Verna prided herself on being able to size people up, and she watched Mr. Beecham’s face carefully, trying to read his reactions. But she had no luck whatsoever. The little man was as stone-faced as the Sphinx. And when he left for the last time, at four fifty-nine p.m. on Friday afternoon, he said not a word of good-bye. He folded up the adding machine tape, put his tablet, pen, and ink bottle into his briefcase, put on his coat, slapped his hat on his head, and briskly left the office.
“What do you suppose will happen next?” Melba Jean asked fearfully.
“We’ll all three be lynched,” Ruthie said, with her grim gallows humor. “Or tarred and feathered.”
“Nothing at all will happen,” Verna said stoutly, summoning all her confidence. “I will see you both on Monday morning. I hope you have a very good weekend.”
She had been right, at least for a short while. Things went on just as usual, with Mr. Earl Scroggins popping in only once, to pick up the quarterly treasurer’s report that Verna had prepared for him to take to the county commissioners’ meeting. Verna had continued as usual, too, shopping for groceries, doing her laundry, borrowing S. S. Van Dine’s The Benson Murder Case from Miss Rogers at the library, mowing her grass, and helping the Dahlias with their new vegetable garden.
But all through the first few days after Mr. Beecham’s visit, Verna held her breath, especially when Ruthie handed her the mail from the post office. She went through the stack carefully, not wanting to see an envelope from the state of Alabama but at the same time wanting to see it. The suspense was killing her.
And to make things worse, she couldn’t talk to anybody about her worries. Definitely not to Melba Jean and Ruthie, for she felt she couldn’t trust either of them not to spill the beans all over Darling. And not even to her best friend, Liz Lacy. A long time ago, she had pledged to herself that she wouldn’t whine about her job, no matter how bad it got. A job was a job was a job and you did it, come hell or high water. Complaining was a sign of weakness. Verna had never broken that rule, and she wasn’t going to start now.
Anyway, as the days went by and no letter arrived, she had more or less convinced herself that things were more or less hunky-dory and she began to feel a little easier—at least as far as the audit was concerned. But she still couldn’t decide how to deal with the bewildering multiplicity of bank accounts. And those awful nightmares just kept coming.

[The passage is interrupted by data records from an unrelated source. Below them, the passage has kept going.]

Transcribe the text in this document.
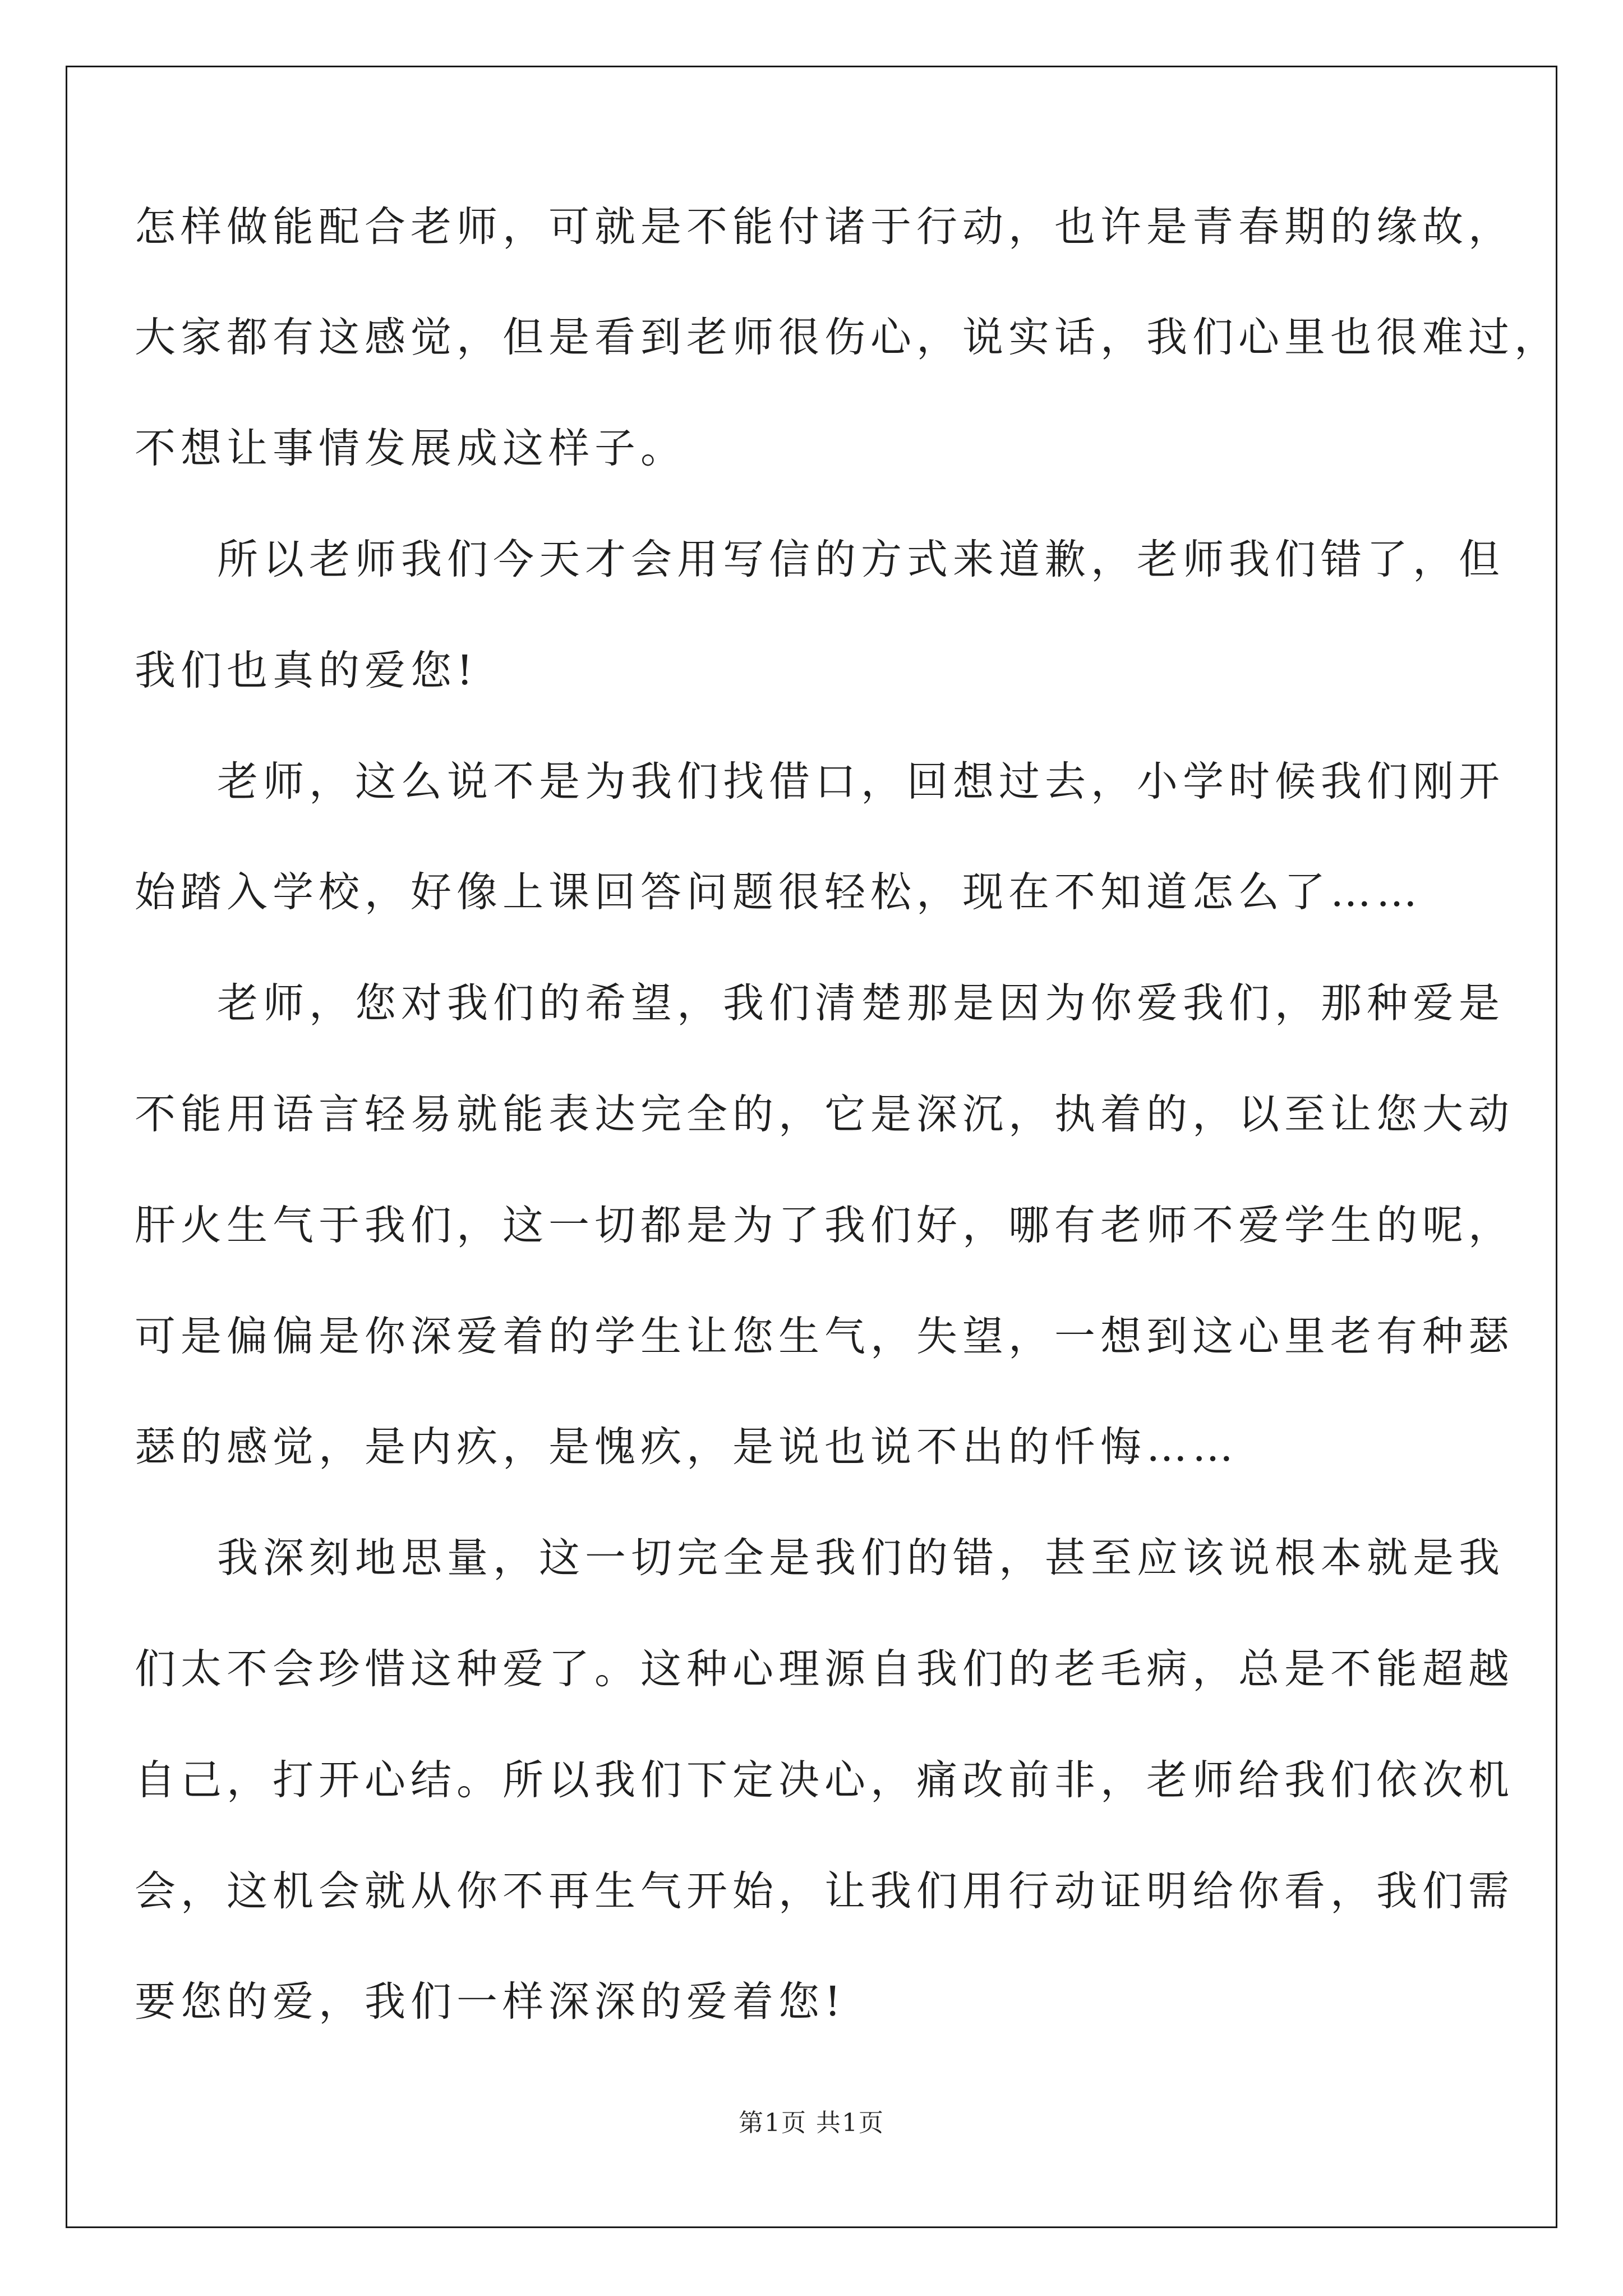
怎样做能配合老师，可就是不能付诸于行动，也许是青春期的缘故，
大家都有这感觉，但是看到老师很伤心，说实话，我们心里也很难过，
不想让事情发展成这样子。
所以老师我们今天才会用写信的方式来道歉，老师我们错了，但
我们也真的爱您!
老师，这么说不是为我们找借口，回想过去，小学时候我们刚开
始踏入学校，好像上课回答问题很轻松，现在不知道怎么了……
老师，您对我们的希望，我们清楚那是因为你爱我们，那种爱是
不能用语言轻易就能表达完全的，它是深沉，执着的，以至让您大动
肝火生气于我们，这一切都是为了我们好，哪有老师不爱学生的呢，
可是偏偏是你深爱着的学生让您生气，失望，一想到这心里老有种瑟
瑟的感觉，是内疚，是愧疚，是说也说不出的忏悔……
我深刻地思量，这一切完全是我们的错，甚至应该说根本就是我
们太不会珍惜这种爱了。这种心理源自我们的老毛病，总是不能超越
自己，打开心结。所以我们下定决心，痛改前非，老师给我们依次机
会，这机会就从你不再生气开始，让我们用行动证明给你看，我们需
要您的爱，我们一样深深的爱着您!
第1页 共1页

Now, Clyde lifted his head and licked Verna’s chin as if to reassure her that whatever happened, she could count on him. He would always be around to take care of her and make sure that nothing bad ever happened. She was hugging him gratefully when the telephone on the wall startled her with a brassy brriingg-brriingg-bring. Two longs and a short. Her ring. Probably one of the Dahlias calling.